Following eight trips to the disabled list in four years caused by a strained oblique muscle, an inflamed cervical disk in his neck, a broken shoulder socket, a thigh strain and knee inflammation, it was time to stop.

"It wasn't just the DL stints. It's the aches and pains that every single player goes through over the course of 162 games," said Cuddyer, who spent last season with the New York Mets.

In his official announcement, published Saturday on The Players' Tribune website, Cuddyer wrote: "It goes against every grain in my body to consider a future without the game. But after 15 years, the toll on my body has finally caught up to me."

Cuddyer will turn 37 in March. His $21.5 million, two-year contract with the Mets called for a $12.5 million salary in 2016.

The Twins made Cuddyer the ninth overall pick in the 1997 amateur draft. He made his major league debut Sept. 23, 2001, and soon established himself as a key piece to a club that consistently pushed for postseason berths.

From 2001 to 2011, he played in 1,139 games for the Twins. In that time he hit .272 with 141 home runs and 580 RBI. His .338 batting average in the postseason is second in team history.

His best season as a Twin was in 2006, when he hit .284 with 41 doubles, 24 homers and 109 RBI. He was an All-Star in 2011.

He came up as a third baseman but spent the bulk of his time in the outfield.

He is retiring at the same time as former Twins teammates Torii Hunter and LaTroy Hawkins.

"I texted both them and said if you guys aren't playing, I'm not playing," Cuddyer said.
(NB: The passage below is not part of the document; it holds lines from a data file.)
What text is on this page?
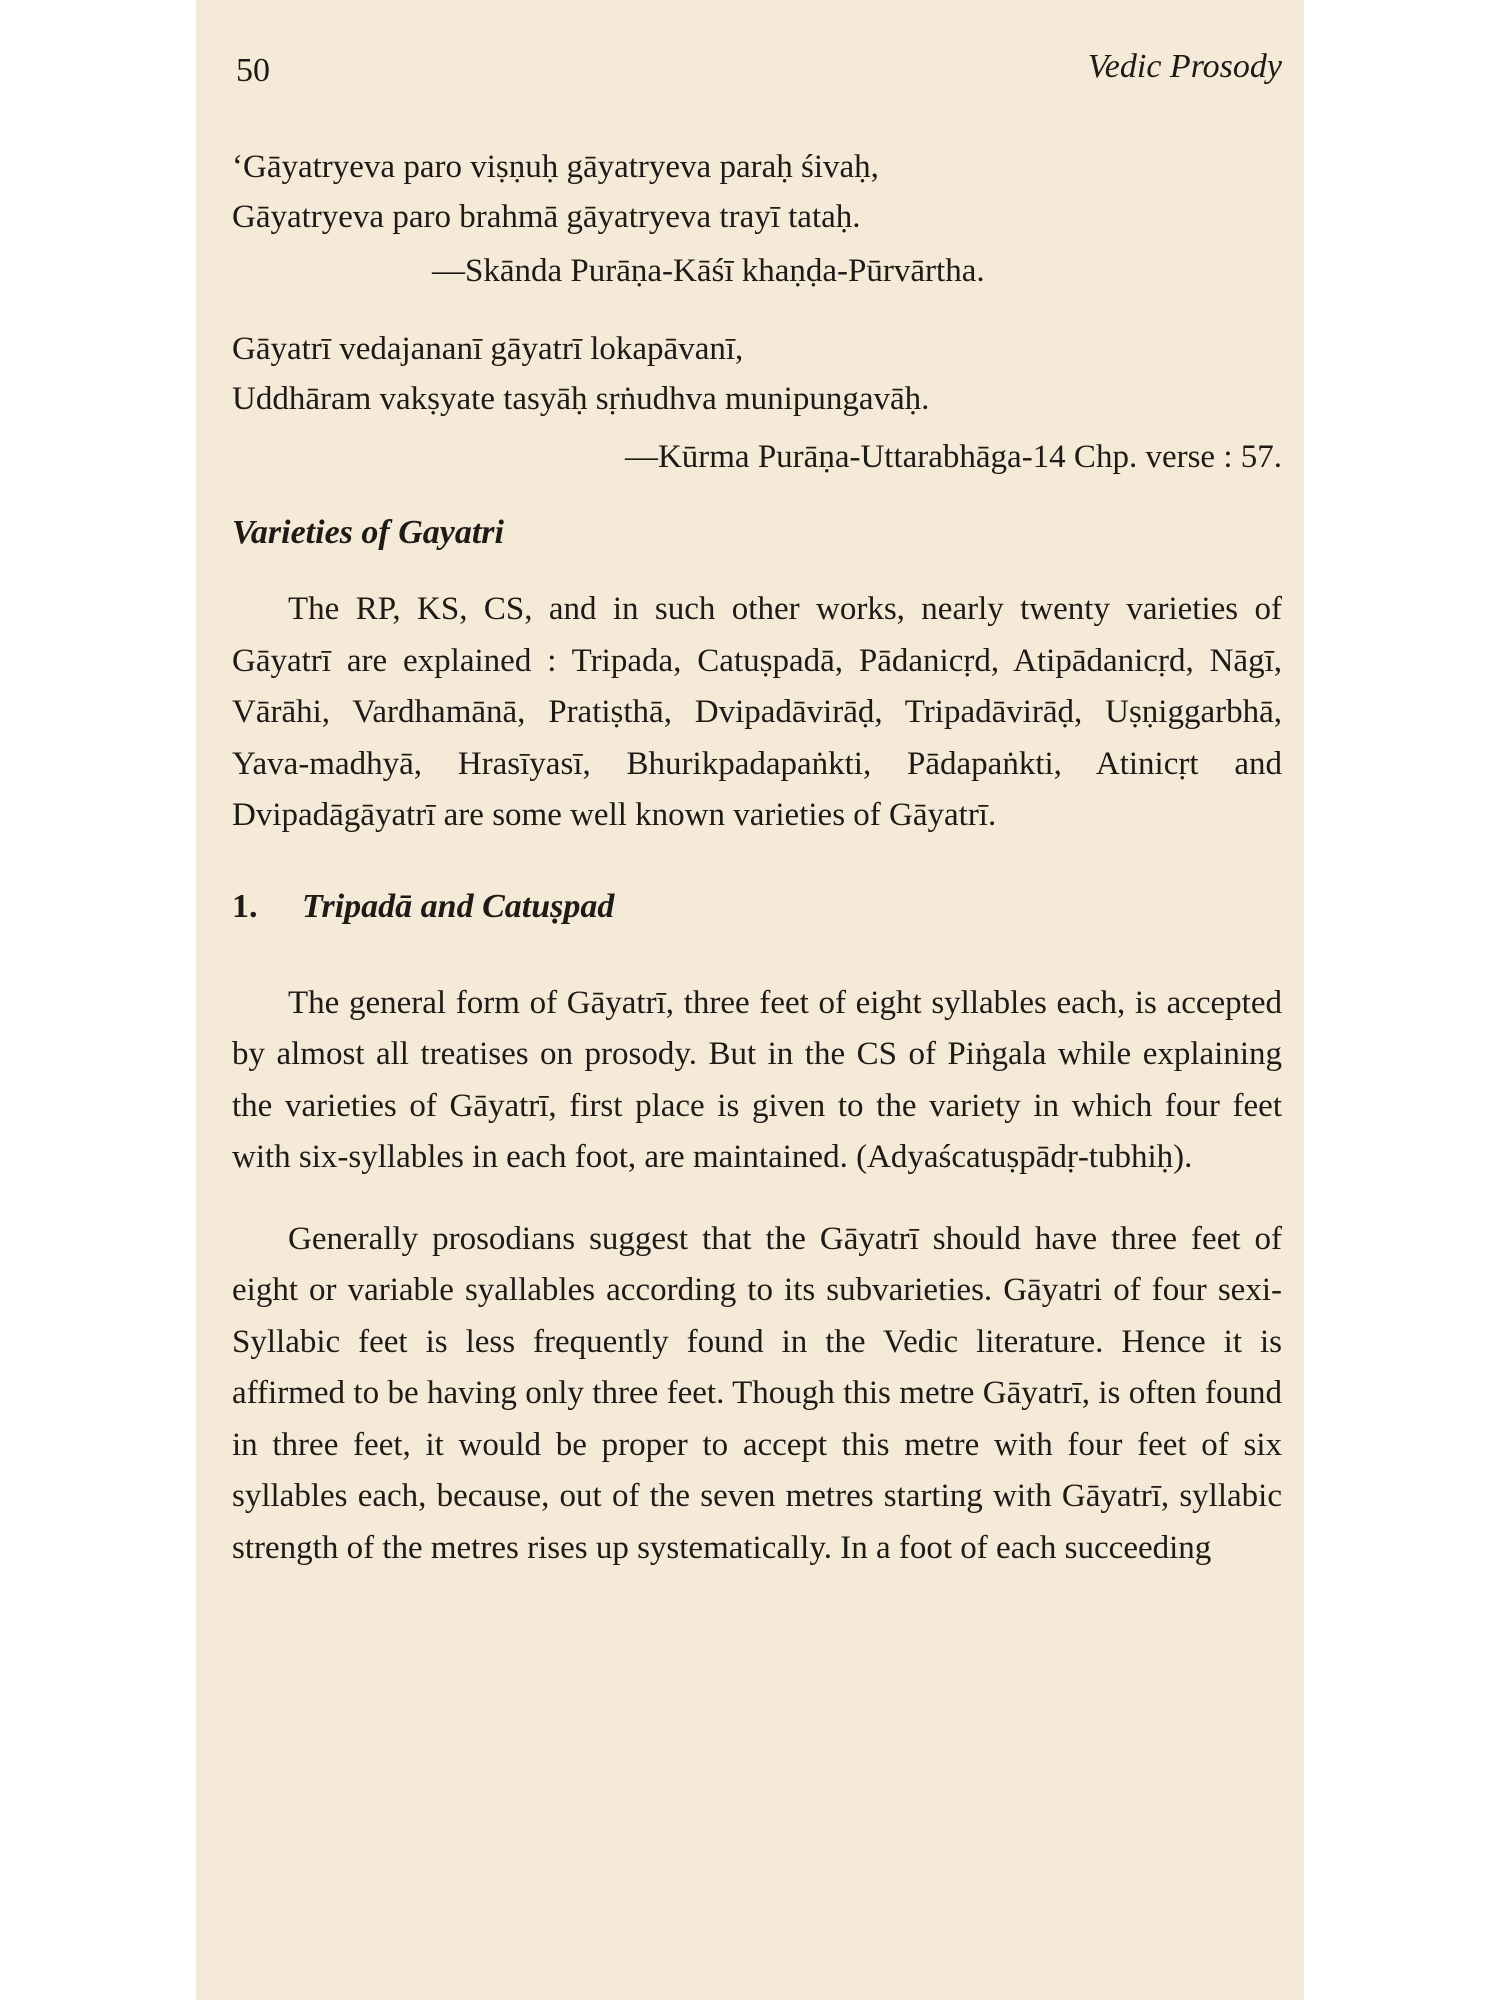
50	Vedic Prosody

‘Gāyatryeva paro viṣṇuḥ gāyatryeva paraḥ śivaḥ,

Gāyatryeva paro brahmā gāyatryeva trayī tataḥ.

—Skānda Purāṇa-Kāśī khaṇḍa-Pūrvārtha.

Gāyatrī vedajananī gāyatrī lokapāvanī,

Uddhāram vakṣyate tasyāḥ sṛṅudhva munipungavāḥ.

—Kūrma Purāṇa-Uttarabhāga-14 Chp. verse : 57.

Varieties of Gayatri

The RP, KS, CS, and in such other works, nearly twenty varieties of Gāyatrī are explained : Tripada, Catuṣpadā, Pādanicṛd, Atipādanicṛd, Nāgī, Vārāhi, Vardhamānā, Pratiṣthā, Dvipadāvirāḍ, Tripadāvirāḍ, Uṣṇiggarbhā, Yava-madhyā, Hrasīyasī, Bhurikpadapaṅkti, Pādapaṅkti, Atinicṛt and Dvipadāgāyatrī are some well known varieties of Gāyatrī.

1. Tripadā and Catuṣpad

The general form of Gāyatrī, three feet of eight syllables each, is accepted by almost all treatises on prosody. But in the CS of Piṅgala while explaining the varieties of Gāyatrī, first place is given to the variety in which four feet with six-syllables in each foot, are maintained. (Adyaścatuṣpādṛ-tubhiḥ).

Generally prosodians suggest that the Gāyatrī should have three feet of eight or variable syallables according to its subvarieties. Gāyatri of four sexi-Syllabic feet is less frequently found in the Vedic literature. Hence it is affirmed to be having only three feet. Though this metre Gāyatrī, is often found in three feet, it would be proper to accept this metre with four feet of six syllables each, because, out of the seven metres starting with Gāyatrī, syllabic strength of the metres rises up systematically. In a foot of each succeeding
After leaving the Twins Cuddyer signed as a free agent with Colorado. As a Rockie, he wore No. 3 in honor of former Twins great Harmon Killebrew and won the 2013 NL batting championship by hitting .331.

In his only season with the Mets, Cuddyer hit .259 with 10 homers and 41 RBI in 408 plate appearances and made his first World Series appearance.

"I couldn't ask for a better scenario and a better script for the last year in my career than to play in a World Series," he said.

Cuddyer said he wants to spend time at home with son Casey, who is 7, and daughters Chloe and Maddie, who are 4. And he anticipates helping out with Casey's baseball team.

He can entertain them with card tricks. Cuddyer is an expert.

"I can show them some stuff, and they actually start to get it," he said. "So I've got a whole new generation of audience coming up."